Cosa dovrebbero fare la scuola per arginare questi fenomeni?
«Il contesto primario in cui i ragazzi e le ragazze si esprimono è la scuola: questo deve essere il primo ambito di intervento. Quello che fa la differenza, come già detto, è lo stile della dirigenza. Con una serie di regole contro il bullismo si può prevenire il problema. La presenza di uno psicologo scolastico aiuta in questo senso.
Dopo un fenomeno di presunto bullismo, generalmente segnalato dalla vittima, si fa un primo colloquio con il presunto bullo. Si cerca di far presente le norme della scuola e di “spaventarlo” in modo “sano”, ricordandogli come funzionano le cose nel tessuto scolastico. Spesso il comportamento antisociale sparisce.
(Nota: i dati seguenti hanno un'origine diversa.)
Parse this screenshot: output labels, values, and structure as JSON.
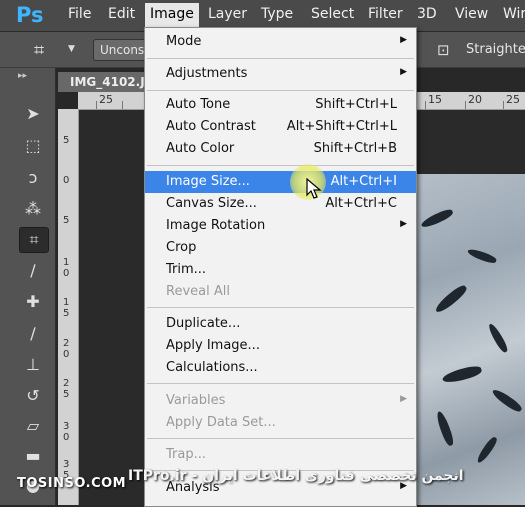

Se dovesse continuare o aumentare, sarà necessario parlarne con la vittima, per capire come si stia evolvendo la situazione e se l’aiuto offerto possa essere voluto o meno. Per ultimo si parlerà con il dirigente. È sempre meglio cercare di gestire il fenomeno in maniera informale, fra pari. Solo nei casi estremi si coinvolgerà la dirigenza della scuola e la famiglia».
Quale è la tua visione dello psicologo scolastico?
«Lo psicologo scolastico è una figura importantissima nel tessuto scolastico. Non deve stare nel suo ufficio ad aspettare i ragazzi, ma deve essere uno “psicologo di strada”, che se li va a prendere nei corridoi! È necessario che si faccia vedere, si faccia dare del tu, giri per la scuola durante la ricreazione, faccia merenda con i ragazzi. Senza conoscere la figura e soprattutto il suo volto, i ragazzi non andranno allo sportello!
Il bullismo è una realtà presente e difficilmente si arriva a violenze estreme. È un fenomeno sottile e sfumato, nel quale capire la linea di demarcazione tra la “sana” presa in giro e la strumentalizzazione dell’altro è molto complicato. La scuola deve sempre avere una posizione chiara di prevenzione al bullismo, con obiettivi pedagogici ben definiti. Possibilmente sarebbe meglio avere un gruppo di psicologi (e non un singolo) che tramite la relazione possano prevenire le problematiche presenti, al di là del fenomeno stesso. Il focus deve essere sulla relazione».